Benzimidazole anthelmintics flubendazole and mebendazole are microtubule-targeting drugs that showed considerable anti-cancer activity in different preclinical models. In this study, the effects of flubendazole and mebendazole on proliferation, migration and cadherin switching were studied in a panel of oral cell lines in vitro. Both compounds reduced the viability of the PE/CA-PJ15 and H376 oral squamous carcinoma cells and of the premalignant oral keratinocytes DOK with the IC₅₀ values in the range of 0.19–0.26 μM. Normal oral keratinocytes and normal gingival fibroblasts were less sensitive to the treatment. Flubendazole and mebendazole also reduced the migration of the PE/CA-PJ15 cell in concentrations that had no anti-migratory effects on the normal gingival fibroblasts. Levels of the focal adhesion kinase FAK, Rho-A and Rac1 GTPases and the Rho guanine nucleotide exchange factor GEF-H1 were decreased in both PE/CA-PJ15 cells and gingival fibroblasts following treatment. Both drugs also interfered with cadherin switching in the model of TGF-β-induced epithelial to mesenchymal transition (EMT) in the DOK cell line. Levels of N-cadherin were reduced in the TGF-β induced cells co-treated with flubendazol and mebendazole in very low concentration (50 nM). These results suggest direct effects of both benzimidazoles on selected processes of EMT in oral cell lines such as cadherin switching as well as cellular migration.

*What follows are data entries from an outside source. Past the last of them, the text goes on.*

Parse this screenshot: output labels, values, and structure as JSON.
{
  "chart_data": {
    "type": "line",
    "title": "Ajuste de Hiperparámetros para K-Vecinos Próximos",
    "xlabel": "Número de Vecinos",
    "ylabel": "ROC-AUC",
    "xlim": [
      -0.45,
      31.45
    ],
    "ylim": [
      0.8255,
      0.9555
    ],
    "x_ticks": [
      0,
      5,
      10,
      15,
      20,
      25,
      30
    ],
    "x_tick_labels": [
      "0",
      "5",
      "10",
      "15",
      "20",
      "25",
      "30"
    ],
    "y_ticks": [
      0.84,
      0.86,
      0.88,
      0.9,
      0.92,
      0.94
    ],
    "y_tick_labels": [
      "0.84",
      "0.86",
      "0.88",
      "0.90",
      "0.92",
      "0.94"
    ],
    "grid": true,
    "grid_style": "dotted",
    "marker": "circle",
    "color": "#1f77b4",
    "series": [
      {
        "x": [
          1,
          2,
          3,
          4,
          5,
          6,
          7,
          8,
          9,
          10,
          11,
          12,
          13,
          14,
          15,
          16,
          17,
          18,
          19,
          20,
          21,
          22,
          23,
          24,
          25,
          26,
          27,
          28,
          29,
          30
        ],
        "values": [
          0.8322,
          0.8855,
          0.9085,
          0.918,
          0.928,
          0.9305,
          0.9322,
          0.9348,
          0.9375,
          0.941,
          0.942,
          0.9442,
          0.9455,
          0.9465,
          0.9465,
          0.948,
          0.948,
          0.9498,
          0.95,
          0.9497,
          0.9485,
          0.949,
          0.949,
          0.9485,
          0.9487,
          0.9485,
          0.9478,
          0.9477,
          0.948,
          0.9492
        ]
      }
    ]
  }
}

苯并咪唑驱虫药氟苯达唑和甲苯达唑是靶向微管的药物，在不同的临床前模型中显示出显着的抗癌活性。在这项研究中，在一组口腔细胞系中体外研究了氟苯达唑和甲苯达唑对增殖，迁移和钙黏着蛋白转换的影响。两种化合物均通过IC ₅₀降低了PE / CA-PJ15和H376口腔鳞状细胞癌细胞以及口腔癌前角质形成细胞DOK的活力值在0.19–0.26μM的范围内。正常的口腔角质形成细胞和正常的牙龈成纤维细胞对治疗的敏感性较低。氟苯达唑和甲苯达唑还以对正常牙龈成纤维细胞无抗迁移作用的浓度降低了PE / CA-PJ15细胞的迁移。处理后，PE / CA-PJ15细胞和牙龈成纤维细胞中的黏着斑激酶FAK，Rho-A和Rac1 GTPases和Rho鸟嘌呤核苷酸交换因子GEF-H1的水平均降低。两种药物在TOK-β诱导的DOK细胞系上皮向间质转化（EMT）模型中也都干扰钙黏着蛋白的转换。在与氟苯达唑和甲苯达唑以非常低的浓度（50 nM）共同处理的TGF-β诱导的细胞中，N-钙黏着蛋白的水平降低。